Outra razão para a pesquisa ser de natureza exploratória deve-se ao tema ser dotado de intangibilidade o que torna difícil formular hipóteses precisas e operacionalizáveis sobre a mesma a priori (GIL, 2002). Dados de natureza qualitativa combinados com dados secundários extrapolam as fronteiras rigidamente delineadas pelos instrumentos quantitativos de coleta de dados, permitindo o aprofundamento dos estudos e a descoberta de novas variáveis e aspectos intangíveis que podem ser relatados a partir da combinação de enfoques metodológicos (HAIR, et al., 2005).
A lógica subjacente ao uso de estudo de casos múltiplos é igual ao caso único e ambos devem ser cuidadosamente selecionados de forma a: (a) prever resultados semelhantes (uma replicação literal); ou (b) produzir resultados contrastantes apenas por razões previsíveis (uma replicação teórica). As provas conclusivas de casos múltiplos são consideradas mais convincentes e o estudo global é visto, por conseguinte, como sendo mais robusto (YIN, 2001).
Para facilitar a compilação dos dados de natureza qualitativa foi utilizada análise de conteúdo, com o objetivo de identificar e agrupar as informações para a avaliação do tema e casos múltiplos propostos. O presente trabalho optou por utilizar como método de investigação e de estudo a análise de conteúdo, por acreditar que esta metodologia de pesquisa e investigação permite descrever e interpretar o conteúdo de todas as classes de texto (BARDIN, 1977).
Compreender um evento a partir dos significados atribuídos pelos membros da organização exige que o pesquisador adquira um profundo conhecimento a respeito do comportamento dos entrevistados. De acordo com Bauer e Gaskell (2002), a análise de conteúdo pode ser compreendida como uma técnica para produzir inferências de um texto focal para seu contexto social com construtos objetivos, confrontado-os com elementos conceituais (YIN, 2005).

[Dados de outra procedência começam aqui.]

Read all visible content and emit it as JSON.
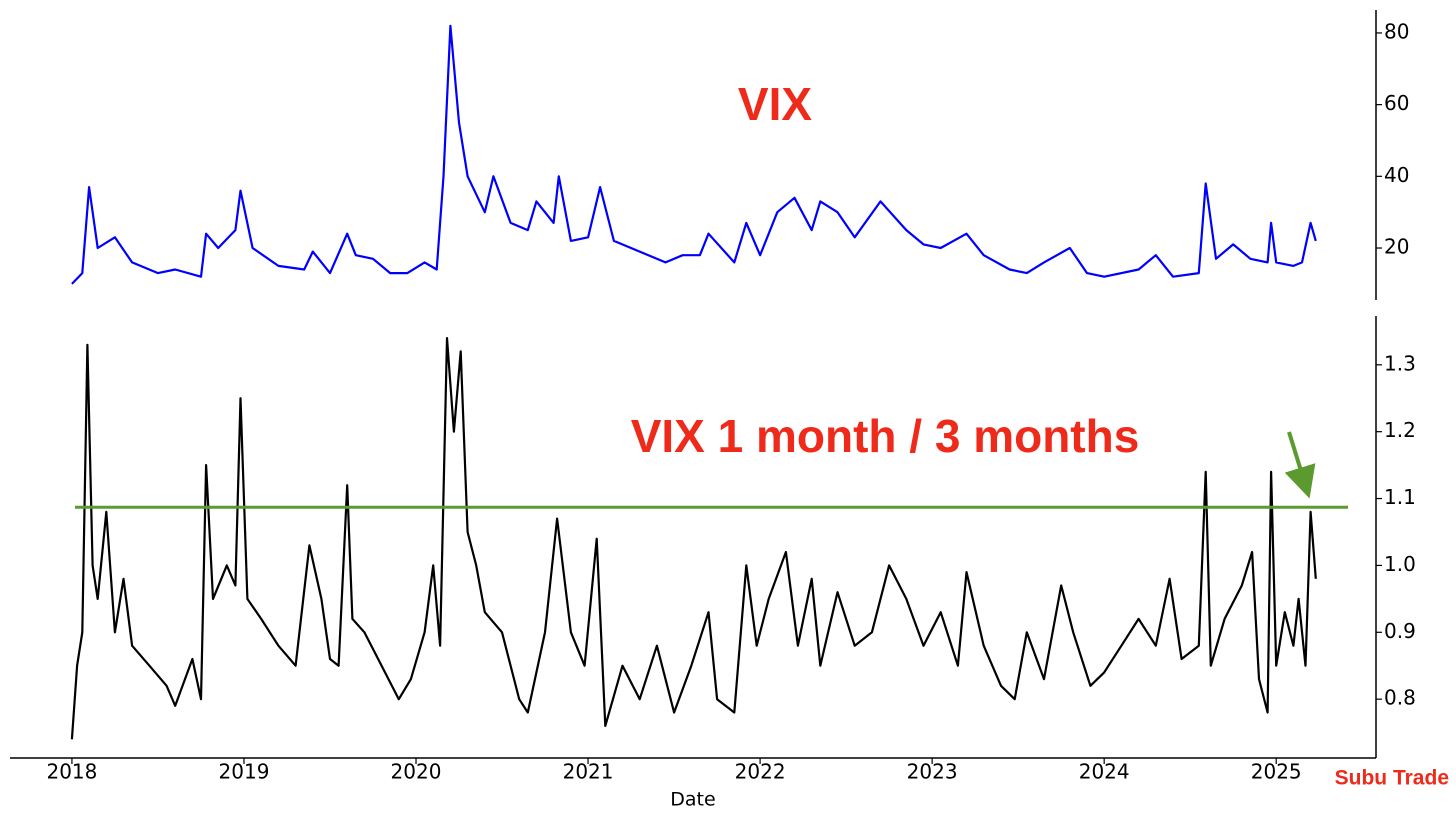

As etapas de realização da análise de conteúdo das entrevistas, documentos e dados secundários (interpretados e descritos na forma de texto) foram agrupadas nas categorias selecionadas, de forma a possibilitar a verificação dos fatores competitivos nos três casos selecionados. Utilizando como base Bardin (1977), Bauer e Gaskel (2002), Godoi (1995), Moraes (1999), Richardson (1999) e Simões (1991) a análise de conteúdo foi realizada em cinco etapas: a) Delineamento: utilizando as teorias sobre o tema, nas quais foram construídas as categorias de análise; b) Pré-análise: consistiu da análise prévia dos materiais coletados; c) Análise material: categorização dos dados; d) Tratamento dos dados: extraiu-se dos dados palavras-chave que representassem o conteúdo do texto; e) Julgamento da validade: as análises foram validadas pela relação teoria versus dados empíricos gerando as considerações sobre a pesquisa e f) Agrupamento: as informações coletadas dos três casos foram agrupadas por categorias (Figura 2).
Figura 2: Exemplo da formação de categoria
Após serem agrupadas em cada categoria, as informações foram descritas de forma a representar cada fator competitivo considerado neste estudo e que passaram a fornecer subsídios empírico-teóricos para tecer considerações a respeitos dos casos (o quadro 05 descreve os agentes nos casos estudados).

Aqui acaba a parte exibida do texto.